Regardless, there are few things more destructive to your bond (and in turn, your sex life) than indulging in SCM.
"Going into comparison mode isn't going to turn on your sexual partner. If anything, it will push them away or cause an argument," explains Melbourne-based psychosexual therapist, Christopher Brett-Renes.
And tense conversations and emotional distancing aren't the only things SCM can lead to.
A 2019 study published in the European Journal of Social Psychology found men who focus on their insecurities in a relationship experience a more rapid decline in their sexual desire than those who are secure.
Which makes sense, given scoring your performance against an SO's past isn't exactly conducive to wanting to get it on, or attractive to witness.
Unsurprisingly, research suggests when it comes to our bedroom hang-ups, men are most likely to fixate on how they stack up in the size department, while women fret about how we look and smell, and we all stress about whether we're sufficiently pleasing our partners.
This tendency to home in on what we might be getting wrong, rather than acknowledging what's going right, is actually a common psychological phenomenon referred to as 'negativity bias'.
It's the same reason we often remember a bad date far more vividly than a good one, or pay close attention to a single critical comment on a social media post among a sea of positive feedback.
Simply put, our brains are hardwired to give more weight to negatives; it's their way of attempting to protect us from repeating past traumas.
In essence, this is where sexual comparison stems from – the instinct to avoid being burnt like we've potentially been burned before.
But while it's natural to want to know we're as sexually desirable and satisfying as an ex, Brett-Renes is quick to point out it's largely futile and harmful to bring the topic up.
"People often overlook the fact that an ex is the ex for a reason, it doesn't matter what the sex was like.

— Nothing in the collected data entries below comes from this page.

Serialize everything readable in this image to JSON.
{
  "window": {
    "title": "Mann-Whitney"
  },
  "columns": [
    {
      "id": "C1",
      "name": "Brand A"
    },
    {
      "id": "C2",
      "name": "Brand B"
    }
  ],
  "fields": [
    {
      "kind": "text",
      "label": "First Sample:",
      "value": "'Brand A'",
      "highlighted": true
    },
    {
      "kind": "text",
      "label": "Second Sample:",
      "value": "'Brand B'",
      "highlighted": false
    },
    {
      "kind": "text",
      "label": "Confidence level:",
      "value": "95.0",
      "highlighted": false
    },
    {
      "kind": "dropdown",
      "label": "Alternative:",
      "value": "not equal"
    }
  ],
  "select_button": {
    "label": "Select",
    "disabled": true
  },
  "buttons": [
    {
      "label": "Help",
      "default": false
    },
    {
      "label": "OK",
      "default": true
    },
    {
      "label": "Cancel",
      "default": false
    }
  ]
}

Don't let your insecurity damage your relationship – your partner IS WITH YOU," he emphasises.
And this is really at the heart of preventing Sexual Comparison Mode from wreaking havoc in your relationship: accepting it's not actually important whether you're the greatest lover your partner has ever had – just that you're the best version of yourself, the person they've chosen to stick it out with.
That said, even the most self-assured of us isn't immune to the odd insecurity freak-out on a bad day (as it turns out, PMS, two months in lockdown and forgoing sleep will do the trick). So long as you don't make sexual comparison the focus of your relationship, it's possible to recover from it.
And speaking from experience, once you've bounced back to your secure self, it never hurts to have make-up sex.